Optionally, the bias voltage from the common bias circuit is tunable based on a digital code from a storage device.

Optionally, the storage device comprises a register, a SRAM, or an e- fuse.

Optionally, the storage device is a part of the common bias circuit.

Optionally, the common bias circuit comprises a variable current source, the variable current source having an input for receiving data to tune the bias voltage.

Optionally, the bias voltage is tunable to control a strength of the half-latch circuit.

Optionally, the common bias circuit is coupled to the pull-up device and an additional pull-up device.

An integrated circuit comprising the interconnect element, and an additional interconnect element.

Optionally, the integrated circuit comprises a programmable logic device.

A method of tuning a strength of a pull-up device in one of a plurality of interconnect elements, includes: providing a common bias circuit; and transmitting a tunable bias voltage from the common bias circuit to the pull-up device to adjust the strength of the pull-up device.

Optionally, the method further includes generating the tunable bias voltage by the common bias circuit based on a digital code stored in a storage device.

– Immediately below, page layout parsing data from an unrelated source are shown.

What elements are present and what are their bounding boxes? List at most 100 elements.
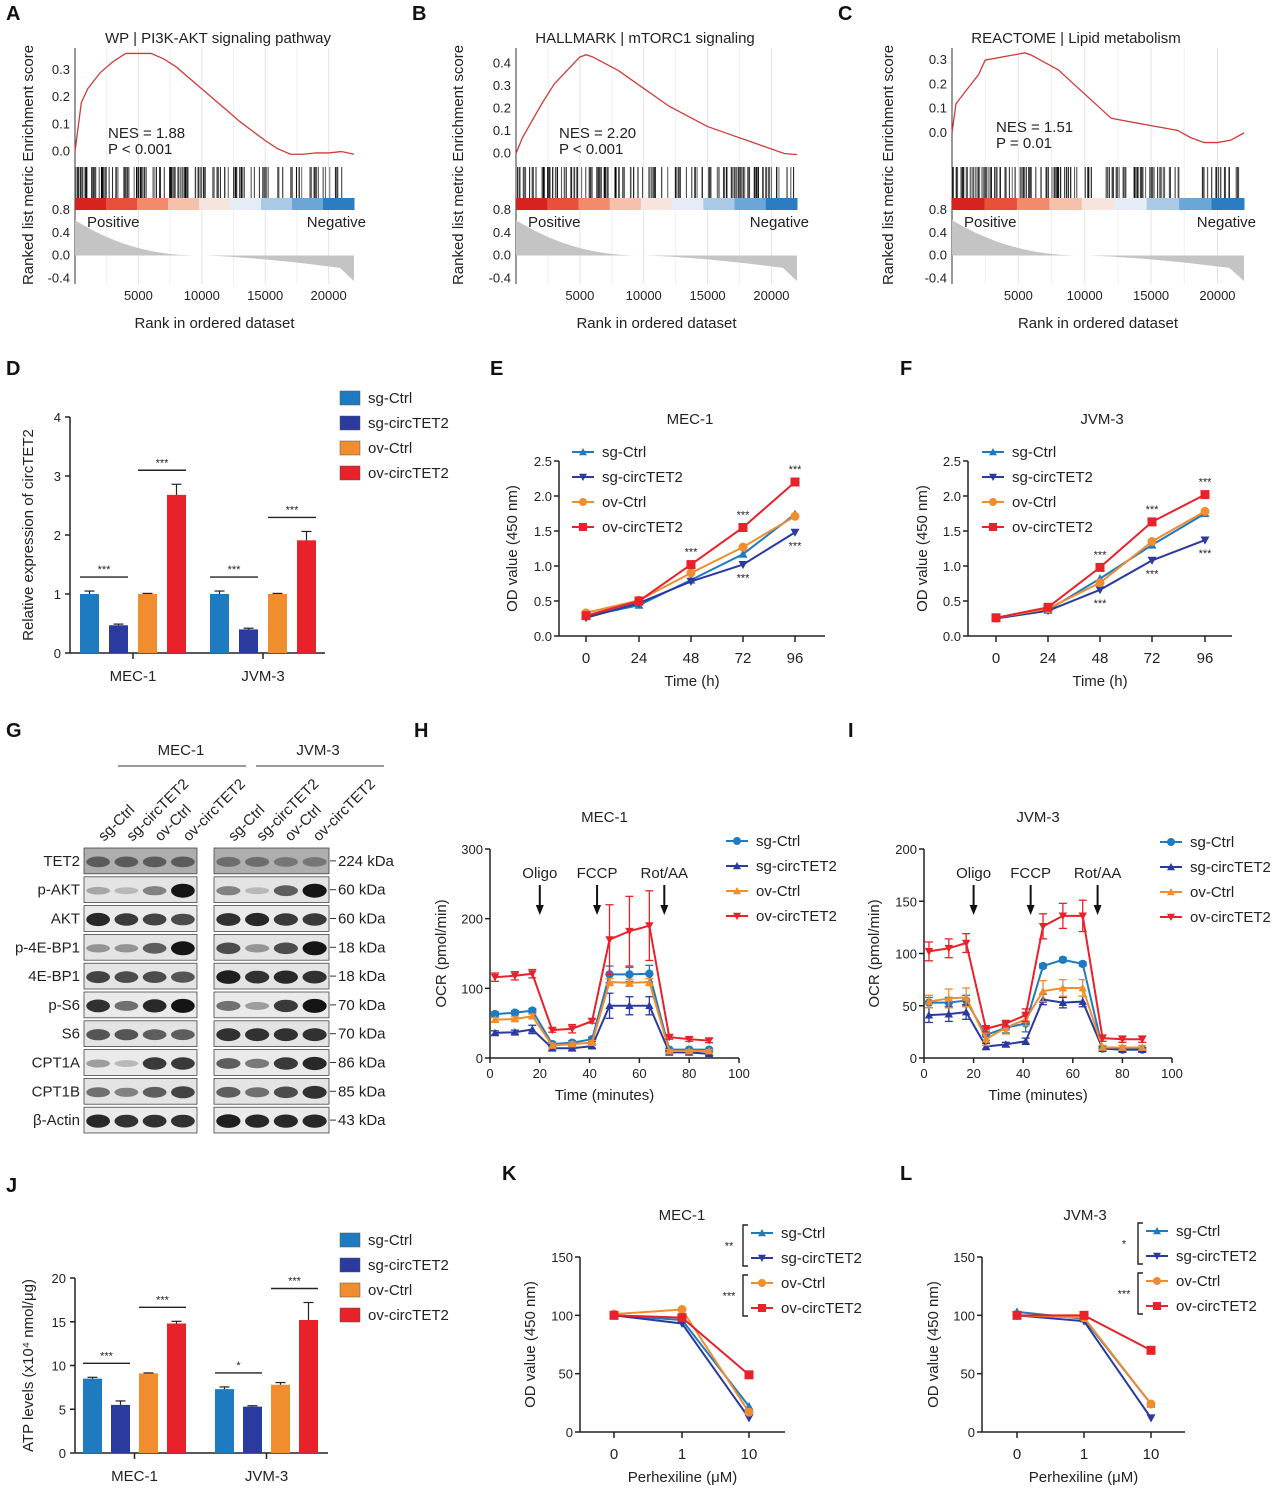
bar-y-axis-label: Relative expression of circTET2 <box>20 429 37 641</box>
legend-marker-ov-circtet2 <box>758 1304 766 1312</box>
blot-band-cpt1a <box>86 1059 110 1068</box>
gsea-es-tick-label: 0.2 <box>929 76 947 91</box>
injection-arrowhead-icon <box>1093 905 1102 915</box>
ocr-point-sg-circtet2 <box>605 1001 614 1010</box>
bar-category-label: MEC-1 <box>110 668 157 685</box>
gsea-x-tick-label: 10000 <box>1067 288 1103 303</box>
significance-label: *** <box>1146 568 1160 580</box>
significance-label: *** <box>1094 549 1108 561</box>
ocr-point-ov-ctrl <box>645 977 654 986</box>
ocr-point-ov-ctrl <box>704 1046 714 1055</box>
nes-annotation: NES = 2.20 <box>559 125 636 142</box>
significance-label: *** <box>1199 548 1213 560</box>
blot-band-cpt1b <box>245 1087 270 1098</box>
legend-marker-sg-circtet2 <box>989 473 997 481</box>
legend-marker-sg-circtet2 <box>1153 1252 1161 1260</box>
blot-band-actin <box>245 1114 270 1128</box>
gsea-metric-tick-label: 0.8 <box>929 202 947 217</box>
blot-size-label: 70 kDa <box>338 997 386 1014</box>
ocr-point-sg-circtet2 <box>528 1025 537 1033</box>
ocr-y-tick-label: 150 <box>895 894 917 909</box>
gsea-x-tick-label: 15000 <box>690 288 726 303</box>
legend-marker-ov-circtet2 <box>733 912 741 920</box>
significance-bracket <box>742 1274 748 1317</box>
line-y-tick-label: 0.0 <box>534 629 552 644</box>
significance-label: *** <box>288 1276 302 1288</box>
gsea-title: HALLMARK | mTORC1 signaling <box>535 30 755 47</box>
data-point-ov-circtet2 <box>991 613 1001 623</box>
significance-label: *** <box>1146 504 1160 516</box>
data-point-ov-circtet2 <box>609 1310 619 1320</box>
ocr-point-sg-ctrl <box>645 969 654 978</box>
gsea-metric-tick-label: 0.0 <box>929 248 947 263</box>
blot-band-p-4e-bp1 <box>142 942 167 954</box>
blot-band-tet2 <box>216 856 241 867</box>
panel-label-h: H <box>414 720 428 742</box>
injection-arrowhead-icon <box>1026 905 1035 915</box>
blot-size-label: 224 kDa <box>338 853 395 870</box>
legend-label: sg-circTET2 <box>368 1257 449 1274</box>
ocr-point-sg-circtet2 <box>944 1009 953 1018</box>
ocr-point-sg-ctrl <box>528 1006 537 1015</box>
ocr-x-tick-label: 100 <box>728 1066 750 1081</box>
bar-ov-circtet2-mec-1 <box>167 494 186 653</box>
line-x-tick-label: 96 <box>787 650 804 667</box>
gsea-metric-tick-label: 0.4 <box>52 225 70 240</box>
enrichment-score-curve <box>74 52 355 155</box>
ocr-x-tick-label: 20 <box>533 1066 547 1081</box>
bar-ov-ctrl-jvm-3 <box>268 594 287 653</box>
ocr-point-ov-circtet2 <box>1138 1035 1147 1044</box>
ocr-point-ov-circtet2 <box>704 1037 714 1045</box>
series-line-sg-circtet2 <box>613 1314 750 1419</box>
legend-label: sg-circTET2 <box>602 469 683 486</box>
ranked-heat-segment <box>1016 198 1050 210</box>
ocr-point-ov-circtet2 <box>625 927 634 936</box>
legend-marker-sg-ctrl <box>1167 838 1175 846</box>
data-point-sg-circtet2 <box>1200 536 1210 545</box>
line-x-tick-label: 72 <box>1144 650 1161 667</box>
ranked-metric-area <box>516 220 797 282</box>
blot-band-cpt1a <box>245 1058 270 1069</box>
ocr-point-ov-ctrl <box>587 1038 597 1047</box>
legend-swatch-sg-ctrl <box>339 390 361 406</box>
ocr-point-ov-ctrl <box>567 1039 577 1048</box>
legend-swatch-sg-circtet2 <box>339 415 361 431</box>
gsea-es-tick-label: 0.1 <box>929 101 947 116</box>
significance-label: *** <box>156 457 170 469</box>
line-x-tick-label: 24 <box>1040 650 1057 667</box>
gsea-x-tick-label: 10000 <box>184 288 220 303</box>
gsea-metric-tick-label: 0.0 <box>493 248 511 263</box>
negative-label: Negative <box>307 214 366 231</box>
line-y-tick-label: 2.0 <box>943 489 961 504</box>
blot-band-4e-bp1 <box>171 971 195 983</box>
blot-band-cpt1b <box>302 1085 327 1099</box>
blot-band-cpt1a <box>142 1057 167 1070</box>
ocr-point-sg-ctrl <box>1038 961 1048 971</box>
negative-label: Negative <box>750 214 809 231</box>
bar-y-tick-label: 5 <box>59 1402 66 1417</box>
legend-label: ov-Ctrl <box>781 1275 825 1292</box>
line-y-tick-label: 1.0 <box>943 559 961 574</box>
blot-band-4e-bp1 <box>245 970 270 984</box>
significance-label: *** <box>737 510 751 522</box>
bar-ov-circtet2-jvm-3 <box>297 540 316 653</box>
data-point-ov-circtet2 <box>790 477 800 487</box>
ocr-point-ov-circtet2 <box>510 972 520 980</box>
gsea-x-axis-label: Rank in ordered dataset <box>134 315 295 332</box>
blot-band-p-s6 <box>302 998 327 1013</box>
blot-size-label: 85 kDa <box>338 1083 386 1100</box>
legend-marker-ov-ctrl <box>1167 888 1175 896</box>
blot-band-s6 <box>86 1029 110 1041</box>
ranked-heat-segment <box>984 198 1018 210</box>
ocr-point-ov-circtet2 <box>981 1025 991 1033</box>
legend-label: ov-circTET2 <box>781 1300 862 1317</box>
blot-protein-label: TET2 <box>43 853 80 870</box>
ocr-point-ov-circtet2 <box>490 973 500 982</box>
ranked-heat-segment <box>292 198 324 210</box>
legend-marker-sg-ctrl <box>1153 1227 1161 1235</box>
ocr-point-sg-circtet2 <box>645 1001 654 1010</box>
blot-band-akt <box>216 913 241 926</box>
panel-label-g: G <box>6 720 22 742</box>
gsea-title: REACTOME | Lipid metabolism <box>971 30 1181 47</box>
line-y-tick-label: 2.0 <box>534 489 552 504</box>
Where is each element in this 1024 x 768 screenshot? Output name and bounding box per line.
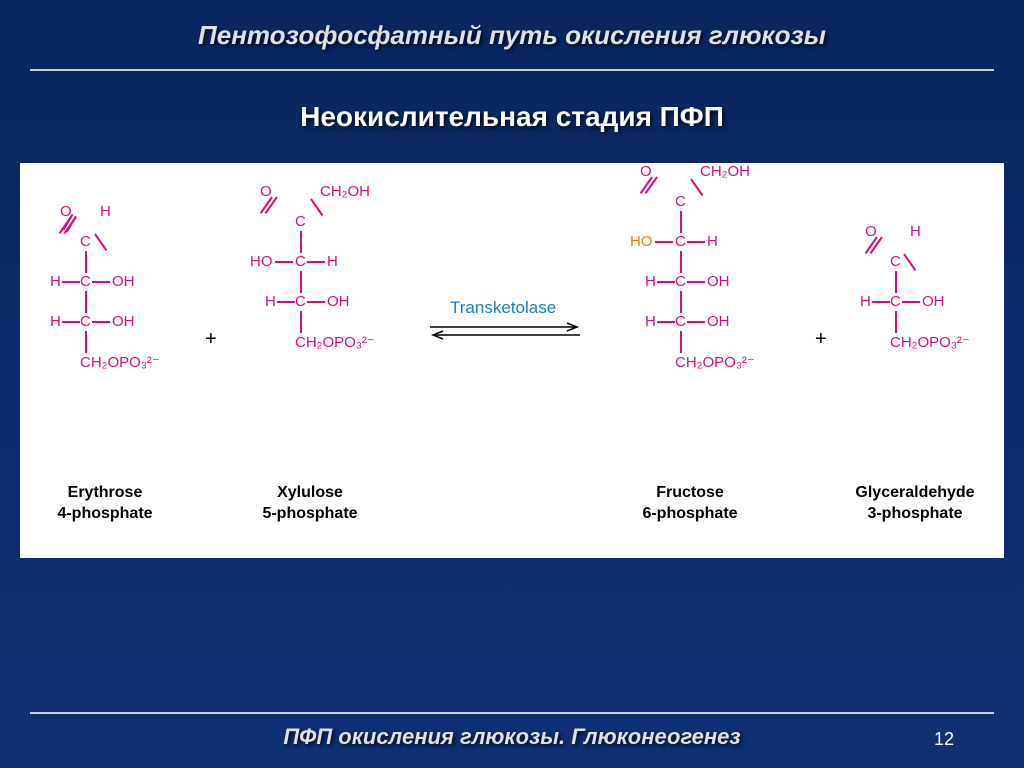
label-line1: Xylulose — [235, 483, 385, 504]
label-fructose: Fructose 6-phosphate — [610, 483, 770, 525]
atom-h: H — [860, 293, 871, 310]
atom-h: H — [645, 313, 656, 330]
atom-ch2oh: CH₂OH — [700, 163, 750, 180]
atom-h: H — [50, 313, 61, 330]
bond — [680, 291, 682, 313]
bond — [85, 331, 87, 353]
atom-ho: HO — [250, 253, 273, 270]
atom-h: H — [645, 273, 656, 290]
atom-oh: OH — [707, 273, 730, 290]
atom-oh: OH — [112, 313, 135, 330]
reaction-diagram: O C H H C OH H C OH CH₂OPO₃²⁻ + CH₂OH O — [20, 163, 1004, 558]
bond — [680, 211, 682, 233]
atom-h: H — [50, 273, 61, 290]
bond — [680, 251, 682, 273]
bond — [92, 321, 110, 323]
atom-h: H — [100, 203, 111, 220]
bond — [895, 311, 897, 333]
atom-c: C — [675, 273, 686, 290]
bond — [275, 261, 293, 263]
bond — [92, 281, 110, 283]
atom-oh: OH — [922, 293, 945, 310]
atom-ch2opo3: CH₂OPO₃²⁻ — [295, 333, 375, 351]
bond — [277, 301, 295, 303]
atom-h: H — [265, 293, 276, 310]
bond — [62, 321, 80, 323]
atom-ch2opo3: CH₂OPO₃²⁻ — [80, 353, 160, 371]
atom-ch2oh: CH₂OH — [320, 183, 370, 200]
bond — [62, 281, 80, 283]
footer-rule — [30, 712, 994, 714]
atom-c: C — [675, 193, 686, 210]
atom-oh: OH — [327, 293, 350, 310]
atom-ch2opo3: CH₂OPO₃²⁻ — [890, 333, 970, 351]
bond — [655, 241, 673, 243]
page-number: 12 — [934, 729, 954, 750]
bond — [680, 331, 682, 353]
bond — [85, 291, 87, 313]
label-line1: Glyceraldehyde — [835, 483, 995, 504]
atom-h: H — [707, 233, 718, 250]
bond — [300, 231, 302, 253]
bond — [895, 271, 897, 293]
bond-ch — [94, 233, 107, 251]
slide-footer: ПФП окисления глюкозы. Глюконеогенез — [0, 724, 1024, 750]
atom-oh: OH — [112, 273, 135, 290]
label-line2: 5-phosphate — [235, 504, 385, 525]
atom-c: C — [295, 293, 306, 310]
atom-h: H — [910, 223, 921, 240]
label-line1: Erythrose — [40, 483, 170, 504]
bond — [657, 281, 675, 283]
label-glyceraldehyde: Glyceraldehyde 3-phosphate — [835, 483, 995, 525]
slide-header: Пентозофосфатный путь окисления глюкозы — [0, 0, 1024, 61]
bond — [902, 301, 920, 303]
label-erythrose: Erythrose 4-phosphate — [40, 483, 170, 525]
label-line2: 4-phosphate — [40, 504, 170, 525]
atom-c: C — [675, 233, 686, 250]
bond — [300, 311, 302, 333]
bond — [307, 301, 325, 303]
slide-subtitle: Неокислительная стадия ПФП — [0, 101, 1024, 133]
header-rule — [30, 69, 994, 71]
bond — [687, 241, 705, 243]
bond — [690, 178, 703, 196]
plus-sign: + — [205, 328, 217, 351]
bond — [872, 301, 890, 303]
atom-c: C — [80, 273, 91, 290]
enzyme-label: Transketolase — [450, 298, 556, 318]
label-line1: Fructose — [610, 483, 770, 504]
label-line2: 6-phosphate — [610, 504, 770, 525]
bond — [657, 321, 675, 323]
label-line2: 3-phosphate — [835, 504, 995, 525]
bond — [687, 321, 705, 323]
atom-ch2opo3: CH₂OPO₃²⁻ — [675, 353, 755, 371]
atom-c: C — [80, 313, 91, 330]
slide-title: Пентозофосфатный путь окисления глюкозы — [0, 20, 1024, 51]
bond — [300, 271, 302, 293]
label-xylulose: Xylulose 5-phosphate — [235, 483, 385, 525]
bond — [307, 261, 325, 263]
atom-c: C — [80, 233, 91, 250]
atom-c: C — [295, 213, 306, 230]
atom-c: C — [890, 253, 901, 270]
atom-c: C — [890, 293, 901, 310]
plus-sign: + — [815, 328, 827, 351]
atom-ho-highlight: HO — [630, 233, 653, 250]
atom-oh: OH — [707, 313, 730, 330]
reaction-arrow — [425, 321, 585, 343]
atom-h: H — [327, 253, 338, 270]
atom-c: C — [675, 313, 686, 330]
bond — [903, 253, 916, 271]
bond — [687, 281, 705, 283]
atom-c: C — [295, 253, 306, 270]
bond — [85, 251, 87, 273]
bond — [310, 198, 323, 216]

Optionally, the common bias circuit comprises a variable current source, and wherein the method further comprises using the digital code to adjust a current of the variable current source.

Optionally, the common bias circuit also includes a transistor, and wherein the method further comprises adjusting a voltage from gate-to-source (VGS) of the transistor in response to the adjusted current of the variable current source. Optionally, the method further includes determining the digital code, wherein the digital code is determined after an integrated circuit including the pull-up device has been manufactured.

Optionally, the digital code is determined by testing the integrated circuit until a desired yield and/or write margin has been achieved.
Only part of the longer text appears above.